Mehdi Hassani and Behrouz Ehsani Islamlou, identified as “operational elements” of the MEK, were sentenced to death in September.
The report stated that “the terrorists, in coordination with the Mujahedin-e Khalq (MEK) leadership, built launch pads and hand-held mortars in line with the group’s objectives, and indiscriminately fired the shells at civilians, homes, service and administrative facilities, and educational and charitable centers.”
Maryam Rajavi, the leader of the National Council of Resistance of Iran (NCRI), of which the MEK is the main force, praised the two executed men.
She said: “A salute of reverence to these steadfast mujahideen who, after three years of tireless resistance under torture, pressure and threats, fulfilled their solemn covenant with God and the people with pride and dignity.”

Various accusation
The defendants were charged with “moharebeh” – an Islamic term meaning waging war against God – destroying public property, and “membership in a terrorist organization with the aim of disrupting national security.”
Amnesty International said that Ehsani Eslamlou and Hassani were arrested in 2022 and maintained their innocence during a trial the rights group described as “grossly unfair and marred by allegations of torture and forced confessions.”
“According to informed sources, Iranian intelligence agents interrogated them without the presence of lawyers and subjected them to torture and other ill-treatment, including beatings and prolonged solitary confinement, to extract self-incriminating statements,” the organization said in January.
According to the Office of the United Nations High Commissioner for Human Rights, the number of people executed in Iran rose to at least 901 by 2024, the highest number since 2015.

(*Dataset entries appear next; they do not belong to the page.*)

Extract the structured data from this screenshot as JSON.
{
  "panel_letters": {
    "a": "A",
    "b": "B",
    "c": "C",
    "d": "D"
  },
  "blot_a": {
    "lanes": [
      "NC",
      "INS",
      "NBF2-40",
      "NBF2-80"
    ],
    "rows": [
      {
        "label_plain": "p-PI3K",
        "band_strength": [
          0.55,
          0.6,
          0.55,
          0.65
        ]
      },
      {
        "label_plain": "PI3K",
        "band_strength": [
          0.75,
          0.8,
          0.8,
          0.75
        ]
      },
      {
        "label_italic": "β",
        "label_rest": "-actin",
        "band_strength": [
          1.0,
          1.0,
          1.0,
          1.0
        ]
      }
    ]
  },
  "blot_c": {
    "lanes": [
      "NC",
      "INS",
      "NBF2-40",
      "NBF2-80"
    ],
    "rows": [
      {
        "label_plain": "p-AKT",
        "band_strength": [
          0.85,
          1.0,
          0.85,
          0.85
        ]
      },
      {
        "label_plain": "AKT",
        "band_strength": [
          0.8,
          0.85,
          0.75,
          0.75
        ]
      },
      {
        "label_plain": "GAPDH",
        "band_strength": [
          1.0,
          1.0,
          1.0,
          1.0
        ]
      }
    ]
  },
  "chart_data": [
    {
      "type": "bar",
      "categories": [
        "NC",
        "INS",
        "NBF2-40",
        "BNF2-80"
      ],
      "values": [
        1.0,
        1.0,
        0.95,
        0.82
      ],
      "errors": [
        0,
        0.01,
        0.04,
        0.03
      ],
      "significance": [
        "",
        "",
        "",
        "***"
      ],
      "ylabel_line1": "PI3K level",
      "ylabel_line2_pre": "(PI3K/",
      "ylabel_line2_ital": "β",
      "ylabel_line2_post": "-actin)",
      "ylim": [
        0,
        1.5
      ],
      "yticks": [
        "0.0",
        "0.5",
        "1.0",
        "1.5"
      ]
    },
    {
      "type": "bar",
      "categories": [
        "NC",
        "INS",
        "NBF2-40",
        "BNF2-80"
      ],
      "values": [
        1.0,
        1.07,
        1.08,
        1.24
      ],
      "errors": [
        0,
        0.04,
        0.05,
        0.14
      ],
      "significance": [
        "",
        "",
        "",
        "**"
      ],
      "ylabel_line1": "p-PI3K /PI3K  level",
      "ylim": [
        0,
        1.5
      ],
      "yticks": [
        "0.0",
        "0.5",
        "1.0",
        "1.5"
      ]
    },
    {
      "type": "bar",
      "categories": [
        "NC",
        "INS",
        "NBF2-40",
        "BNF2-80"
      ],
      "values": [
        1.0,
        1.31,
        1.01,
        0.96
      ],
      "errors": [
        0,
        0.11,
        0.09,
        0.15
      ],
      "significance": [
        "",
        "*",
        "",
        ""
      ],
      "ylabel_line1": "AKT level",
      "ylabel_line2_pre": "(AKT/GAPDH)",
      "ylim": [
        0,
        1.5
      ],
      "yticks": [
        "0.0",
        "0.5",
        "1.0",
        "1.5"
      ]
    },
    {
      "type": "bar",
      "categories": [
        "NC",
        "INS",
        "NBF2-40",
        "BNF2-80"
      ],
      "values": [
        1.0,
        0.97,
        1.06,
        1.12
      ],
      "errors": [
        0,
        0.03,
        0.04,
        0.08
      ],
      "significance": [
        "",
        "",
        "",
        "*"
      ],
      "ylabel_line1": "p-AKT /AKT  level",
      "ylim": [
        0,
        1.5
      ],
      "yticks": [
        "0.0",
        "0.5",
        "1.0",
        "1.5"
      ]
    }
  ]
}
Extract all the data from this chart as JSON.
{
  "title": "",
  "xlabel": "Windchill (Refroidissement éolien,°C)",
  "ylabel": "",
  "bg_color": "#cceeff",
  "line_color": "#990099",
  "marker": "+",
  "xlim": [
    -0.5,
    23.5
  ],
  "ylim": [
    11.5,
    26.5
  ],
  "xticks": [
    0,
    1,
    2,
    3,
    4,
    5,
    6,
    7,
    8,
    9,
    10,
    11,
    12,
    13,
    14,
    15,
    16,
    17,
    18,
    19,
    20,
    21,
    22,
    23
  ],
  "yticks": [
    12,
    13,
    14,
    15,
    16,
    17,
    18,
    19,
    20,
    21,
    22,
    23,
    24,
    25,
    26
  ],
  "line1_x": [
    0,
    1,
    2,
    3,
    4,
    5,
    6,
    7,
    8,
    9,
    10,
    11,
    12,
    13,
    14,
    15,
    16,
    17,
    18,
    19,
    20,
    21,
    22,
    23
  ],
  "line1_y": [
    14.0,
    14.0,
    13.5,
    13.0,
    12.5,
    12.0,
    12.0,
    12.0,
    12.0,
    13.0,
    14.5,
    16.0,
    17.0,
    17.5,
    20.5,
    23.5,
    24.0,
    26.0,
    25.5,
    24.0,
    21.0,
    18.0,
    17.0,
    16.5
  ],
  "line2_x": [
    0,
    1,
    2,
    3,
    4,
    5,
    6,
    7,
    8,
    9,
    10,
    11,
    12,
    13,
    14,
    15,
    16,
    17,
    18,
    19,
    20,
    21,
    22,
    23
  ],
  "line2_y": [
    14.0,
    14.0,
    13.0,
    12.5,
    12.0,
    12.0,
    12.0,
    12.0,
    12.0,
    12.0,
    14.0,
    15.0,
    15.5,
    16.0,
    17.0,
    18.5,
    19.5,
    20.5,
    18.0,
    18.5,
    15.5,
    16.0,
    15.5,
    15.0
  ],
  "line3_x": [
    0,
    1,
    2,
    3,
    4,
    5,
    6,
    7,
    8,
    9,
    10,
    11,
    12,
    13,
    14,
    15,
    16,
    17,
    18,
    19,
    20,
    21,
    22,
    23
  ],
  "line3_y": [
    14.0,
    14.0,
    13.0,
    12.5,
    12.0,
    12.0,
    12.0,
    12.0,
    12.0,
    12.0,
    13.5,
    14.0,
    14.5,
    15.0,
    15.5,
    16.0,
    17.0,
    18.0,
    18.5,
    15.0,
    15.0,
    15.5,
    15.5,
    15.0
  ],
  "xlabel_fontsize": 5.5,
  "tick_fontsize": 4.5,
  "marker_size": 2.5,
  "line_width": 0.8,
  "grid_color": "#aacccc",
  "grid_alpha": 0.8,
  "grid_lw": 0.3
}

The Mujahedin-e Khalq (MEK), known in English as the People’s Mojahedin Organization of Iran (PMOI), was a powerful leftist Islamist group that launched bombing campaigns against the Shah’s government and American targets in the 1970s, but eventually fell out with other factions in the 1979 Islamic Revolution.
Since then, the MEK has opposed the Islamic Republic, and its leadership in exile has been based in Paris. The United States and the European Union listed it as a terrorist organization until 2012.